Chanyeol gözlerinin önünde yitip giden bedeni izledi sessizce. Her zaman yaptığı gibi karşısında oturdu. Bu oturuşunun üzerinden birkaç hafta geçmişti de. Zaman hızlı geçiyordu ama acısı hala tazeydi.
Baekhyun o günden beri sabah güneş doğmadan uyanıyor masa başına geçiyordu. Gece yarılarına kadar o masada kalıyor hiçbir sözü dikkate almıyordu. Bazen ortadan kayboluyor, Chanyeol bütün gün onu arasa da bulamıyordu. Onunla olabildiği tek yer çalışma odasıyla yatak odasına kadar olan yerdi. Yatak odasına girmek istese de sadece yüzüne kapanan bir kapıyla karşılaşıyordu.
Tekrar Baekhyun'u izlediği bir gün çalışma odası çat kapı açılarak içeri Kang girdi. "Acil bir durum var efendim." Uzun zamandır ortalık sessizdi. "Söyle." Kang'ın gözleri Baekhyun'a değse de görmezden gelerek efendisine durumu anlattı. "Hain Kyungsoo kaçmış. Hiçbir yerde bulunamıyor. Başkent alarm verdi! Bulan kişiye ödül verileceği söylendi." Chanyeol kaşlarını çattı. "Cehennemin dahi altını üstüne getirin! O meleği bulun!" Kang hızla başını sallayıp odadan çıkarken Chanyeol da kapıya doğru adımladı. Son kez Baekhyun'un yüzüne baktı ancak pek umrunda değil gibiydi. "Ben gidiyorum." Baekhyun'dan bir cevap beklemeden odadan ayrıldı.
.
.
.
"Hahaha! Bulana ne kadar ödül veriyorlar? Biz de aramaya başlayalım." Nic içtiği biralarla büyüttüğü göbeğini tutarak kahkaha atarken karşısında oturan melek gözlerini devirdi. Bu seferki mekanları eğlence evinin boğucu gürültülü yeri değil bir ormanlıktı. Alim Sangmin'in yanında kalıyorlardı.
"Burada saklanmaya devam mı edeceksin?" diye sordu Alim. Kyungsoo sırıttı. "Daha geldiğim kaç saat oldu ki? Çok misafirperversiniz Alim." dedi alay dolu sesi ile. "Uzun bir süre kalacak Alim." Arkadan gelen Baekhyun'un sesi ile irkildiler. "Bu ziyaretini neye borçluyuz?" dedi Kyungsoo. "Bildiğin ne varsa anlat." Kyungsoo kaşlarını çattı. "Bir şey bilmiyorum." O sırada Baekhyun sırtını ağaca yasladı. "Seni boşuna oradan kurtarmadık." Kyungsoo'nun yüzünde kibirli bir gülüş yer edindi. "Söylemezsem?"
"Seni onların önüne atarım." Nic orta yolu bulma umuduyla konuşmaya girdi. "Çocuklar bu kadar-" Sözü Kyungsoo tarafından kesildi. "Sizin yaptıklarınızdan haberi olur."
"Yapacaklarından korksaydım ilk başta seni kurtarmazdım." Baekhyun'un gözü kara olması Kyungsoo'nun tereddüt etmesine neden oldu. "Pekala.
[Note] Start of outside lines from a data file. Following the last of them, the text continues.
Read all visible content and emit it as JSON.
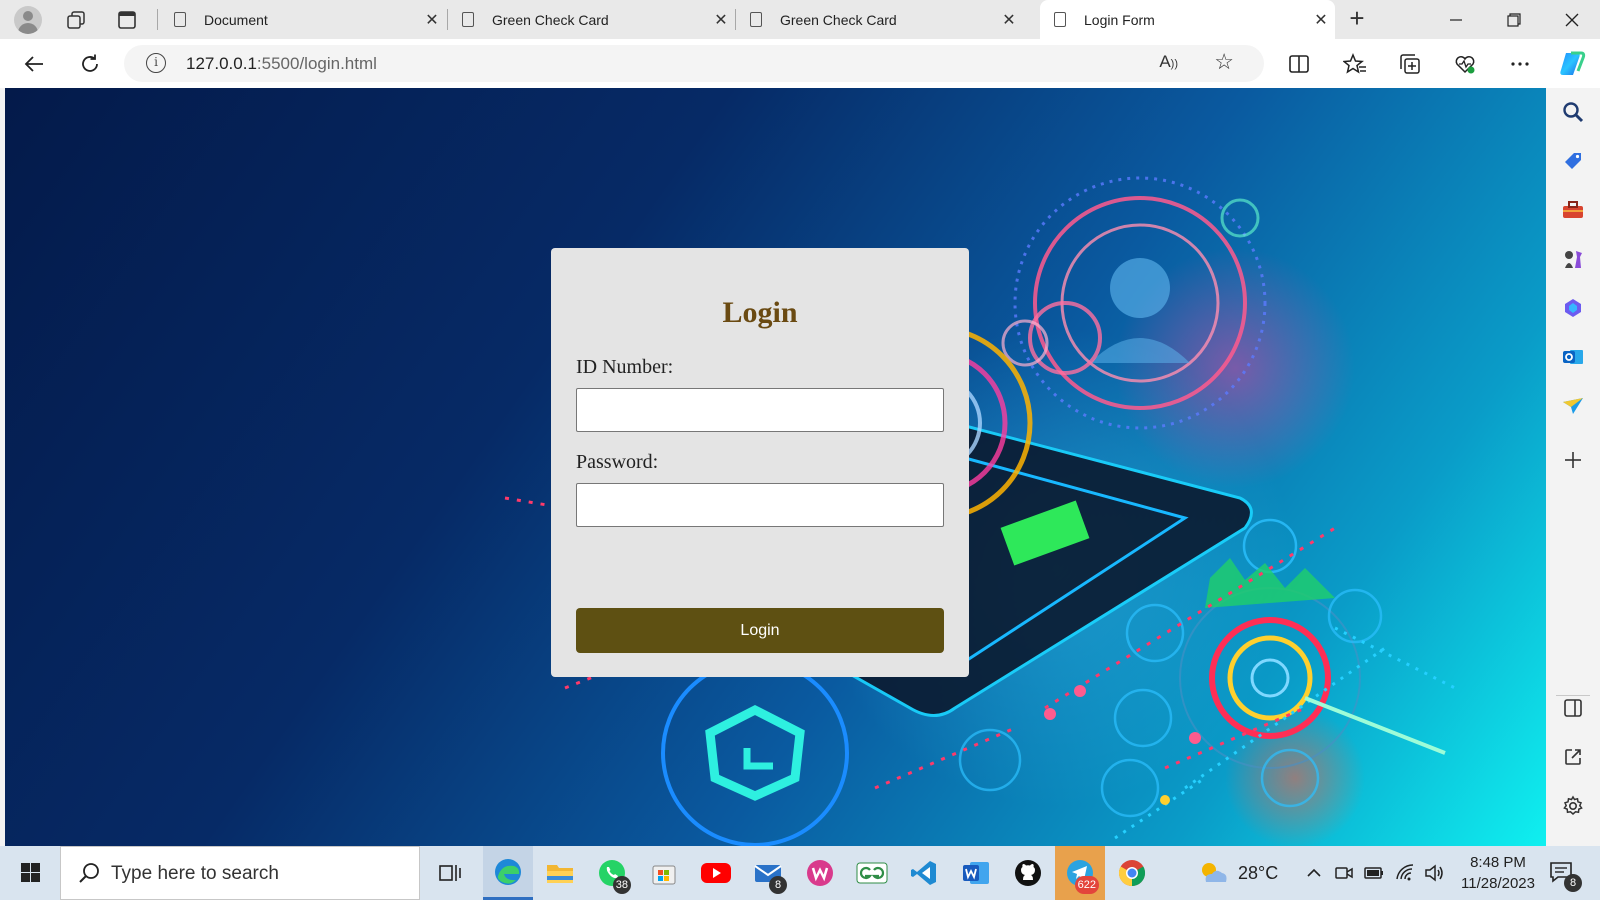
{
  "browser": {
    "tabs": [
      {
        "title": "Document",
        "active": false
      },
      {
        "title": "Green Check Card",
        "active": false
      },
      {
        "title": "Green Check Card",
        "active": false
      },
      {
        "title": "Login Form",
        "active": true
      }
    ],
    "new_tab_icon": "plus-icon",
    "window_controls": [
      "minimize-icon",
      "restore-icon",
      "close-icon"
    ],
    "address": {
      "host": "127.0.0.1",
      "rest": ":5500/login.html"
    }
  },
  "login": {
    "title": "Login",
    "id_label": "ID Number:",
    "id_value": "",
    "password_label": "Password:",
    "password_value": "",
    "submit_label": "Login"
  },
  "sidebar": {
    "items": [
      "search-icon",
      "shopping-tag-icon",
      "toolbox-icon",
      "chess-icon",
      "copilot-icon",
      "outlook-icon",
      "send-icon",
      "add-icon",
      "split-panel-icon",
      "external-link-icon",
      "settings-icon"
    ]
  },
  "taskbar": {
    "search_placeholder": "Type here to search",
    "badges": {
      "whatsapp": "38",
      "mail": "8",
      "telegram": "622",
      "notifications": "8"
    },
    "weather": "28°C",
    "time": "8:48 PM",
    "date": "11/28/2023"
  },
  "colors": {
    "accent": "#5e5012",
    "title": "#6a4a12",
    "card": "#e4e4e4"
  }
}
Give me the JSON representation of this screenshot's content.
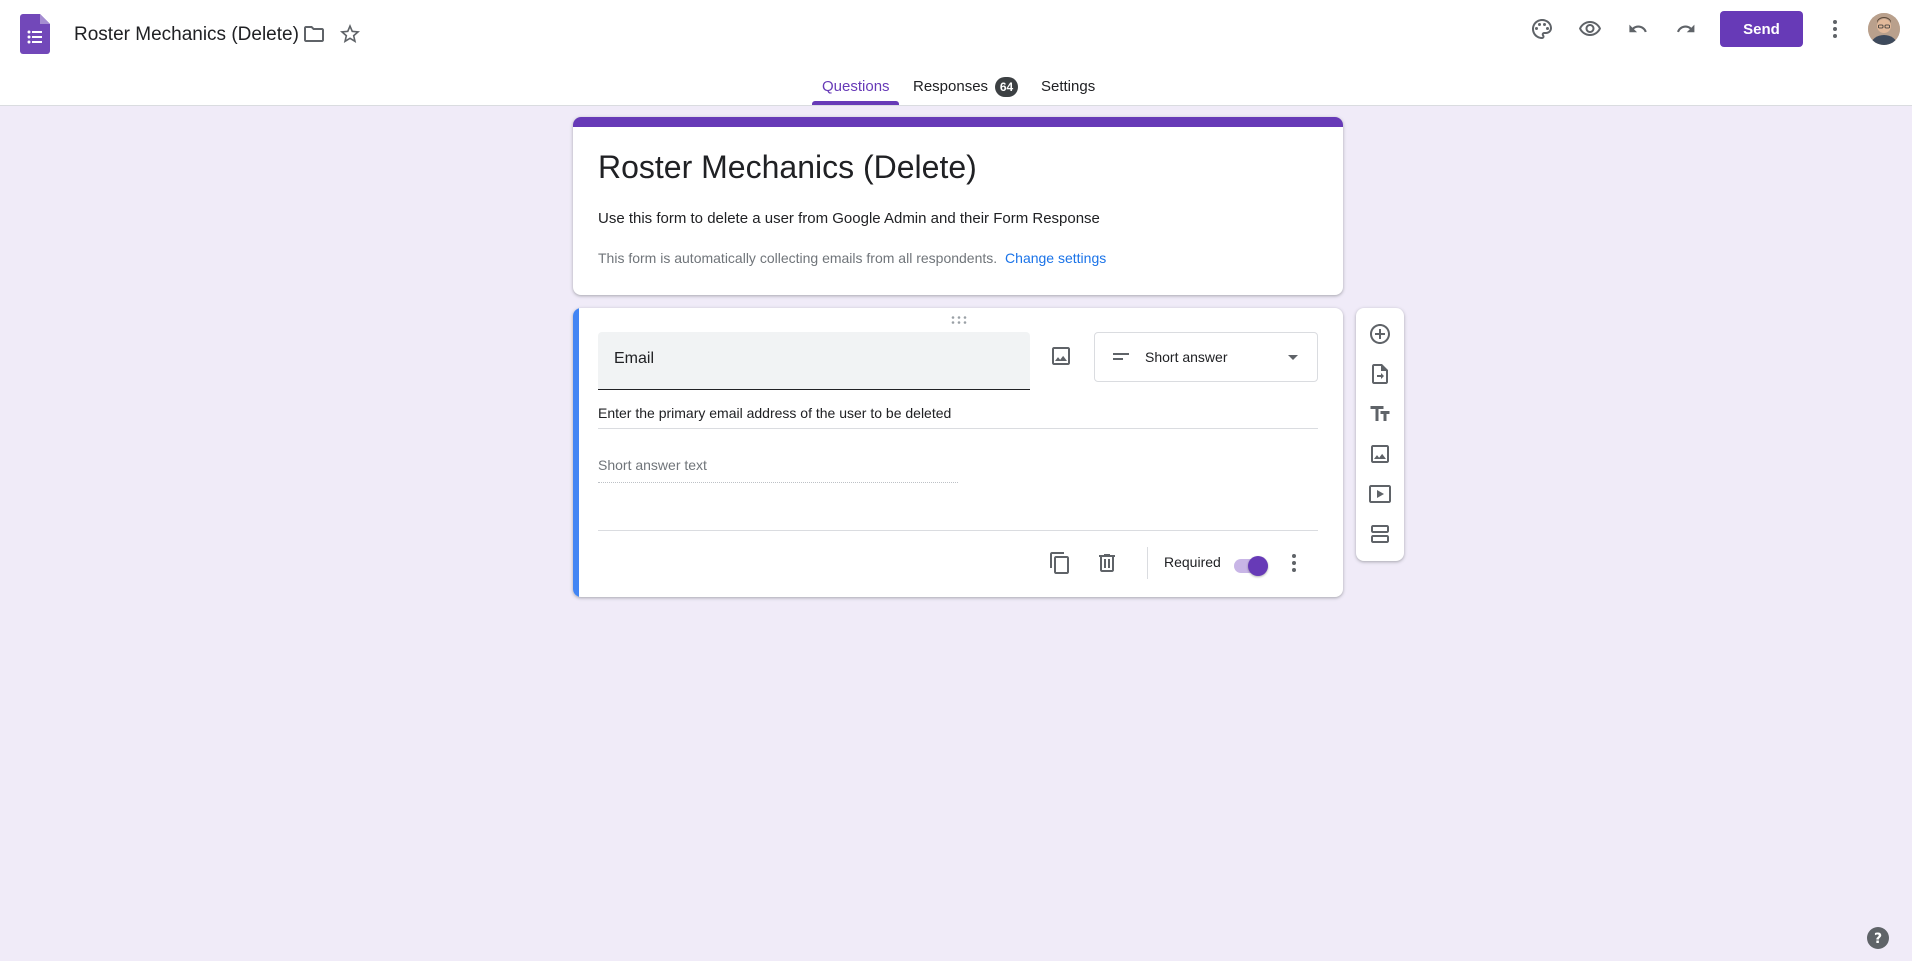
{
  "header": {
    "doc_title": "Roster Mechanics (Delete)",
    "send_label": "Send",
    "icons": [
      "forms-logo-icon",
      "folder-icon",
      "star-icon",
      "palette-icon",
      "preview-eye-icon",
      "undo-icon",
      "redo-icon",
      "more-vert-icon",
      "avatar"
    ]
  },
  "tabs": [
    {
      "label": "Questions",
      "active": true
    },
    {
      "label": "Responses",
      "badge": "64"
    },
    {
      "label": "Settings"
    }
  ],
  "form": {
    "title": "Roster Mechanics (Delete)",
    "description": "Use this form to delete a user from Google Admin and their Form Response",
    "collecting_note": "This form is automatically collecting emails from all respondents.",
    "change_settings_label": "Change settings"
  },
  "question": {
    "title": "Email",
    "type_label": "Short answer",
    "description": "Enter the primary email address of the user to be deleted",
    "answer_placeholder": "Short answer text",
    "required_label": "Required",
    "required": true
  },
  "colors": {
    "brand": "#673ab7",
    "page_bg": "#f0ebf8",
    "active_question_bar": "#4285f4",
    "link": "#1a73e8"
  }
}
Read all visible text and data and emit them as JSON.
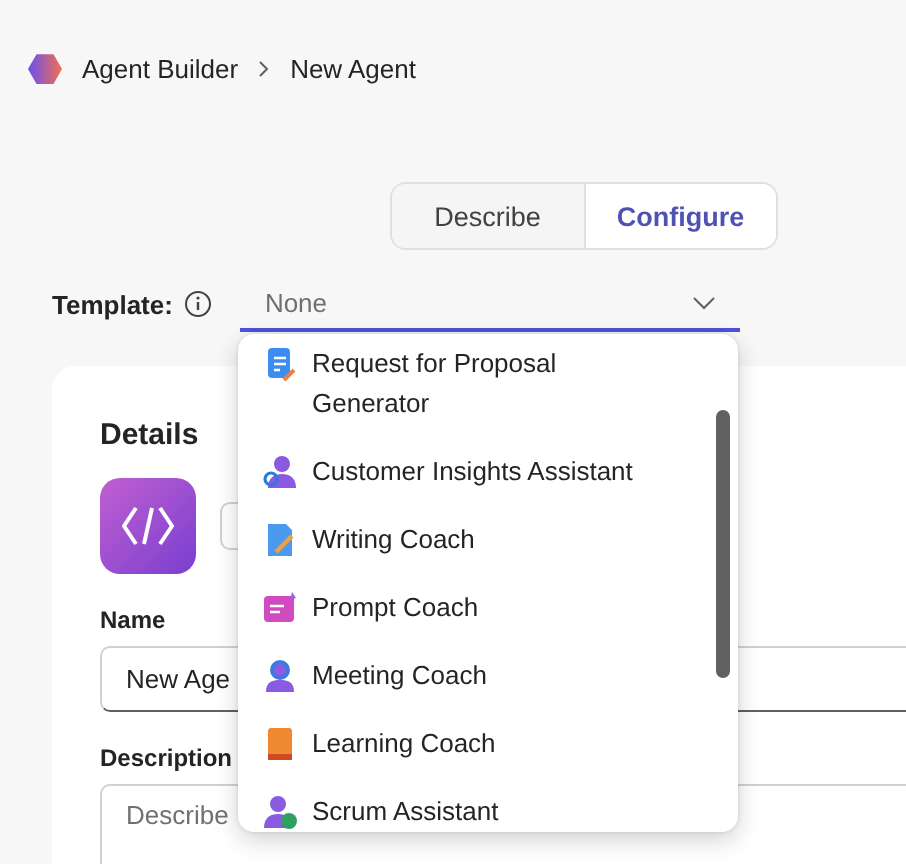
{
  "breadcrumb": [
    "Agent Builder",
    "New Agent"
  ],
  "tabs": [
    {
      "label": "Describe",
      "selected": false
    },
    {
      "label": "Configure",
      "selected": true
    }
  ],
  "template": {
    "label": "Template:",
    "value": "None",
    "expanded": true,
    "options": [
      "Request for Proposal Generator",
      "Customer Insights Assistant",
      "Writing Coach",
      "Prompt Coach",
      "Meeting Coach",
      "Learning Coach",
      "Scrum Assistant"
    ]
  },
  "details": {
    "title": "Details",
    "name_label": "Name",
    "name_value": "New Age",
    "description_label": "Description",
    "description_placeholder": "Describe"
  }
}
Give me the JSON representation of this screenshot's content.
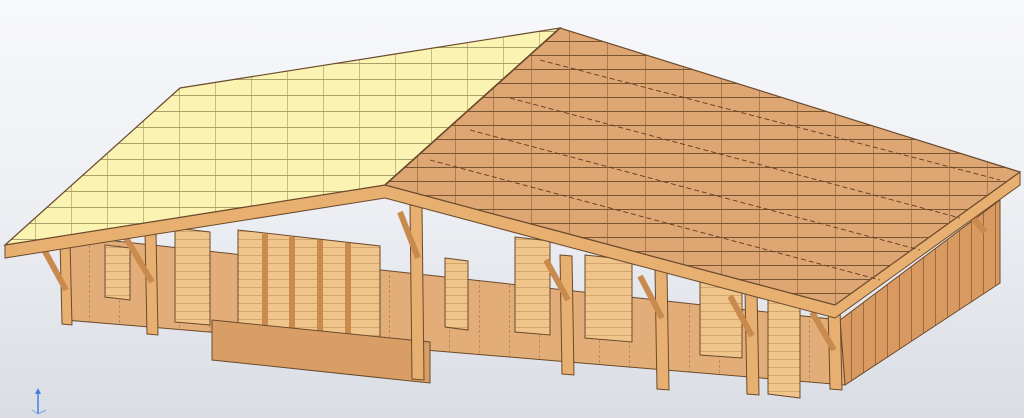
{
  "viewport": {
    "model": "timber-frame-house",
    "view": "isometric-3d",
    "colors": {
      "background_top": "#f7f8fb",
      "background_bottom": "#dadde4",
      "roof_left": "#fbf3b2",
      "roof_right": "#dea673",
      "wall_front": "#e2ad78",
      "wall_side": "#d99a61",
      "trim": "#e8b070",
      "edge": "#6b4a2d",
      "openings": "#f0c58c",
      "axis_blue": "#4a7de0"
    },
    "icons": [
      "axis-triad-icon"
    ]
  }
}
Raten'in ölümünden anlatmaya başlayacağım..."
.
.
.
Baekhyun geldiği tapınağın pasla kaplı kapısını iterken ıssız olan dağın tiz gıcırdıma sesleriyle dolmasına neden oldu. Bu tapınak 200 yıldır kullanılmıyordu ve köklü uzun bir geçmişi vardı. Tanrı'ya dualarını ulaştırmak isteyen herkes bu dağı çıkmalı ve Tanrı suyunda yıkanmalıydı. Mağaranın tavanından akan bu suyun kurumasıyla ile birlikte Raten'e olan inanç giderek azalmıştı.
ŞİMDİ OKUDUĞUN
Şeytan ile Anlaşma
FanfictionBaekhyun hayatı boyunca kız kardeşini korumaya çalışır ve hayatını gizlice yaşar. Ancak bir gün kız kardeşini kaybeder ve şeytan ile anlaşma yapmak zorunda kalır. Gündüzleri takı satıp geceleri suikastçılık yapan Baekhyun, şeytan tarafından nasıl bi...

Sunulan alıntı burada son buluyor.